Bestuur gaat CvB om uitzondering vragen
Sociale Wetenschappen wil tijdelijke docenten in vaste dienst aannemen
Onderwijsbestuurders van meerdere afdelingen bij Sociale Wetenschappen willen de mogelijkheid om niet-gepromoveerde docenten aan te nemen “als daar vanuit de opleiding duidelijk behoefte aan is”. Dat staat in een adviesrapport van de faculteitsraad dat voor de zomer naar het faculteitsbestuur van Sociale Wetenschappen is gestuurd.
De raad onderstreept dat dit niet betekent dat alle tijdelijke docenten een vast contract kunnen krijgen. Er moeten duidelijke afspraken worden gemaakt over het aantal docenten en over de manier waarop zij bij onderzoek betrokken kunnen worden. Ook voor niet-gepromoveerde, vaste docenten is de verwevenheid tussen onderzoek en onderwijs belangrijk, stelt de raad. Daarom moeten deze docenten een vast aantal uren krijgen om zich te verdiepen in onderzoek.
Structureel werk
De faculteitsraadsleden pleiten voor de mogelijkheid om dit type docent vast in dienst te nemen om zo voor meer rust op de werkvloer te zorgen en om opleidingen de mogelijkheid te geven goede docenten te behouden. Sociale Wetenschappen heeft “een aanzienlijke hoeveelheid niet-gepromoveerde docenten in tijdelijke dienst, die voor een groot deel structurele taken uitvoert."
“Dat betekent dat voor deze taken steeds nieuwe tijdelijke docenten in dienst moeten worden genomen als aanstellingen aflopen.” De faculteitsraad vreest dat dit een negatieve invloed heeft op de organisatie en kwaliteit van het onderwijs.
De afdelingen bij Sociale Wetenschappen delen deze zorg, bleek uit gesprekken die raadsleden begin dit jaar voerden met onderwijsbestuurders. Bijna alle afdelingen zien de meerwaarde in het geven van een vaste aanstelling aan tijdelijke docenten. Sommige opleidingen willen alleen tijdelijke niet-gepromoveerde docenten vast in dienst nemen als zij een promotietraject volgen of gaan volgen.
Klinische praktijk
De afdeling Pedagogiek heeft bijvoorbeeld een "behoorlijke hoeveelheid stagedocenten" tijdelijk in dienst.
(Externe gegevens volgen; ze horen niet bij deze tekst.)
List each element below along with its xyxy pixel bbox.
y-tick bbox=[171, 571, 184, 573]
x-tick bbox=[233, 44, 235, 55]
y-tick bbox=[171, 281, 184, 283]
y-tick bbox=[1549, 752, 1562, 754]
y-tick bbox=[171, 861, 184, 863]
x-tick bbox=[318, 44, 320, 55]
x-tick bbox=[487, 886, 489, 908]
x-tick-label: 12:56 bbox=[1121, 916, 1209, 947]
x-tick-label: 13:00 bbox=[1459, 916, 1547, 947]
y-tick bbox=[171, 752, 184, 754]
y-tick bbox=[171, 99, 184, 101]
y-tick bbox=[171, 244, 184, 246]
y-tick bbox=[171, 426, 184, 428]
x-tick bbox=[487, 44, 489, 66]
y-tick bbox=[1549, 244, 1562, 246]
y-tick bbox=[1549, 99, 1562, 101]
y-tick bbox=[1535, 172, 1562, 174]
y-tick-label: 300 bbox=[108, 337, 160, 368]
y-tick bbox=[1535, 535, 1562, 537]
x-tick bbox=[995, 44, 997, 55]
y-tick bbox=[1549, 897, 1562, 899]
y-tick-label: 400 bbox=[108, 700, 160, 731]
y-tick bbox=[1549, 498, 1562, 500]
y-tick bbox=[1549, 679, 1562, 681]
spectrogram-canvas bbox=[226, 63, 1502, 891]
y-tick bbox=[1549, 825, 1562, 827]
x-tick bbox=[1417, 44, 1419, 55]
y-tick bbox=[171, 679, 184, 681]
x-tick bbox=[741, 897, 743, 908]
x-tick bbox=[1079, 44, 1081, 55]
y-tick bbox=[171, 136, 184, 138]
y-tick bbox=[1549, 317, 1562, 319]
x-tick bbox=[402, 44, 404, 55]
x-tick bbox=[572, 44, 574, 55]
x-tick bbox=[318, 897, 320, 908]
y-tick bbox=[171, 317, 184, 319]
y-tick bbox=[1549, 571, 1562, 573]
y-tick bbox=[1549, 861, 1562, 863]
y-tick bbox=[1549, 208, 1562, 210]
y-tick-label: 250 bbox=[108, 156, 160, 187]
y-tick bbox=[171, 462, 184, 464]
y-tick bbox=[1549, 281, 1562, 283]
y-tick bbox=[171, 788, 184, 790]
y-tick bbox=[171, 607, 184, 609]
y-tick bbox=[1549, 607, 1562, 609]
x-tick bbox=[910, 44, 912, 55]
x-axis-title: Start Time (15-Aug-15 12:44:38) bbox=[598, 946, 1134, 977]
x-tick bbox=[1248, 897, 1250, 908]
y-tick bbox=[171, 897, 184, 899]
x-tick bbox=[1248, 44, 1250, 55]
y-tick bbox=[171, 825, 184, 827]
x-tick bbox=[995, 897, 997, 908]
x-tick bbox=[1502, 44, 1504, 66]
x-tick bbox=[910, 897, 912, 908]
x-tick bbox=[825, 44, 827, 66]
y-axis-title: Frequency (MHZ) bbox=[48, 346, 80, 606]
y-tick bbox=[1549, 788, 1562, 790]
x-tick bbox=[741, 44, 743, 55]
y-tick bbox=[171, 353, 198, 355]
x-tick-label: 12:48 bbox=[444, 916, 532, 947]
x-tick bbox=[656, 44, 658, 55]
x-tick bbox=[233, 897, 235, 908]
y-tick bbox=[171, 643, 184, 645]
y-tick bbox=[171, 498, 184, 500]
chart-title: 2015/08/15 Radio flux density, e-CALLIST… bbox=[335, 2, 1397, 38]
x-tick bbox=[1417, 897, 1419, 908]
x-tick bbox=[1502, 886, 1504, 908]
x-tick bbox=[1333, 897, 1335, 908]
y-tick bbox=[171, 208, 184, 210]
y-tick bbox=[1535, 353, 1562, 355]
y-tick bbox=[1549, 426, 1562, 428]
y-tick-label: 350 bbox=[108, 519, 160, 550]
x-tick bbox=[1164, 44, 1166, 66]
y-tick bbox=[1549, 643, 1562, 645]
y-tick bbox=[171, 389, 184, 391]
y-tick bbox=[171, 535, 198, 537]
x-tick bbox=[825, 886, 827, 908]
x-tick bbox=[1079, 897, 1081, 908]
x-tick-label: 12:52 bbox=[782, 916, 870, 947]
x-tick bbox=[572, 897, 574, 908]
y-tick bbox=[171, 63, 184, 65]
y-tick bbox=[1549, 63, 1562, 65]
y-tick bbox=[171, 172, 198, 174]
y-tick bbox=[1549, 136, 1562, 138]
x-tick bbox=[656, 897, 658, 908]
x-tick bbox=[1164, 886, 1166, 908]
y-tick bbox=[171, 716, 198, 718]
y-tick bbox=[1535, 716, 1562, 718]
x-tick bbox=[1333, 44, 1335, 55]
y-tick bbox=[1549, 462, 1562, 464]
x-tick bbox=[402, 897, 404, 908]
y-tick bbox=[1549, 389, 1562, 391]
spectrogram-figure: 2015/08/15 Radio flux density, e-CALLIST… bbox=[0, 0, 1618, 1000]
Zij zijn niet gepromoveerd en hebben vaak nog een tweede baan in de klinische praktijk. Voor de opleiding is het waardevol om deze “verbinding van het onderwijs met de maatschappij te hebben”.
Ook bij Psychologie combineren sommige UU-docenten het lesgeven met werken in de praktijk. De afdeling vindt dat er een uitzondering moet zijn op het beleid dat niet-gepromoveerde docenten geen vaste aanstelling kunnen krijgen.
Cao-afspraken
Het advies van de faculteitsraad druist in tegen de lijn van het College van Bestuur. Ondanks aanhoudende kritiek blijft de UU vasthouden aan haar beleid dat docenten alleen een vast contract krijgen als zij onderwijs met onderzoek combineren en gepromoveerd zijn op een voor de opleiding relevant onderwerp.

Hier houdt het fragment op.